When I was sixteen I cut myself a Mohawk
Because I wanted to walk the walk
And not just talk the talk
But it was a bit of a disaster because
I did the sides with kitchen scissors
Because I didn't have any clippers
And I didn't want to use a beard-trimmer
I'd made that mistake before
When you got home you didn't want to talk about what I'd done
You said I'd let you down, I'd fucked around
When I was only having fun with the way
That you've been lately, you've no right to scream and shout
You and I, we've got a lot that we need to talk about
What's the point in making vows that you're never going to keep?

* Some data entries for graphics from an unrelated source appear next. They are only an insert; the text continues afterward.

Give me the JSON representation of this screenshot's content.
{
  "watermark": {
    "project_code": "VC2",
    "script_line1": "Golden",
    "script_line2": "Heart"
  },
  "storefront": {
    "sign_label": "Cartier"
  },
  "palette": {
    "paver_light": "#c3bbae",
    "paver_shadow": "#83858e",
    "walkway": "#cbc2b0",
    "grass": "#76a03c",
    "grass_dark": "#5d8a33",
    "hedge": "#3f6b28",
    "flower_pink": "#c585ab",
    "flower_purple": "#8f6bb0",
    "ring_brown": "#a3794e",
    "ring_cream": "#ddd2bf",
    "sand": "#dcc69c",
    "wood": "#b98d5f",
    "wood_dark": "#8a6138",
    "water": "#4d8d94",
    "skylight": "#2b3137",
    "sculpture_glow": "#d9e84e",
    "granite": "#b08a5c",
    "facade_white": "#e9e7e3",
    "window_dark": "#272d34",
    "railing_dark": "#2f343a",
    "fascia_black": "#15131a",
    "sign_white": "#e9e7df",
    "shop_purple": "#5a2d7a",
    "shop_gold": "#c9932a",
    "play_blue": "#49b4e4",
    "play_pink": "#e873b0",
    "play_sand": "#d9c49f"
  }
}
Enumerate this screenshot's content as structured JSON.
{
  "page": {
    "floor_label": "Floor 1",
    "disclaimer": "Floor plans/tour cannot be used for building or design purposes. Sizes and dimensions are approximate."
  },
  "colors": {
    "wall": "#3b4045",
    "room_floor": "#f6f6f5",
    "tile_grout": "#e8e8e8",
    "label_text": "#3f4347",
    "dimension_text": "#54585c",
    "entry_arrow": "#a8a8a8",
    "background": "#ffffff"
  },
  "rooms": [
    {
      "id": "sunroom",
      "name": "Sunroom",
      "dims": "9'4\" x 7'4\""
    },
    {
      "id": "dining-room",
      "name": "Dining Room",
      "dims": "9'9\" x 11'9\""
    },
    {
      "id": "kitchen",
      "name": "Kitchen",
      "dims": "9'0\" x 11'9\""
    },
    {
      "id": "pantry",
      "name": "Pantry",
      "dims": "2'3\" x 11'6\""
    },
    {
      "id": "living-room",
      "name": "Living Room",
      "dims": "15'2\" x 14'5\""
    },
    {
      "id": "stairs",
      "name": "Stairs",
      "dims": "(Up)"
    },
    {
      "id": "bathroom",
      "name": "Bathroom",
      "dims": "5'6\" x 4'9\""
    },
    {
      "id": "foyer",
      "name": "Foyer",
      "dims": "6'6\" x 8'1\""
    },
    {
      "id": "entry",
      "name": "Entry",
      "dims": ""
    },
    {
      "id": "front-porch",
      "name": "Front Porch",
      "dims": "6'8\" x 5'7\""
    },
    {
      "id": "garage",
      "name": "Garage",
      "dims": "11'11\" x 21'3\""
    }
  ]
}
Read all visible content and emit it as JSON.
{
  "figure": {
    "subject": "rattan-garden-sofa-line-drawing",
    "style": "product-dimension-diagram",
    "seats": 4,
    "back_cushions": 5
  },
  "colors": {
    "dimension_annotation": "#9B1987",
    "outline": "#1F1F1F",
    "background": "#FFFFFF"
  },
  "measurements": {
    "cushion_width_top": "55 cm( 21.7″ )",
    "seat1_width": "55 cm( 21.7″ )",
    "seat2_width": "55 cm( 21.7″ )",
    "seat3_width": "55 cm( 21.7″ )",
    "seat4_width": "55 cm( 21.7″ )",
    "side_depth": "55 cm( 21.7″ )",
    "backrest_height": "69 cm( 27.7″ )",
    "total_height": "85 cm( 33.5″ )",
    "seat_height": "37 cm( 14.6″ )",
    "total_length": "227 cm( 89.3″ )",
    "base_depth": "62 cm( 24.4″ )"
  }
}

A lifetime lying awake means you'll never get to sleep
And all the promises you made, that were painful and untrue
Of all the things you do they reflect worst on you
We all have our own devices
For handling mid-life crises
Usually involves a motorbike and
Suspicious fashion decisions
But you choose to stave off gray hairs by
Lamely hacking at the sides
With lies and flimsy alibis
For your suspicious expeditions
When I get home I don't want to talk about what you've done
Yes you've let me down, you've fucked around
But I guess you were having fun with the way
That I've been lately, I've no right to scream and shout
You and I, we've got a lot that we need to talk about
You always told me Father's Day was just another way
Of selling Hallmark greeting cards
Twenty years of waking sleep, of lying through your teeth
Meant every Father's Day spent wondering who the hell you are
What's the point in us making vows that we're never going to keep?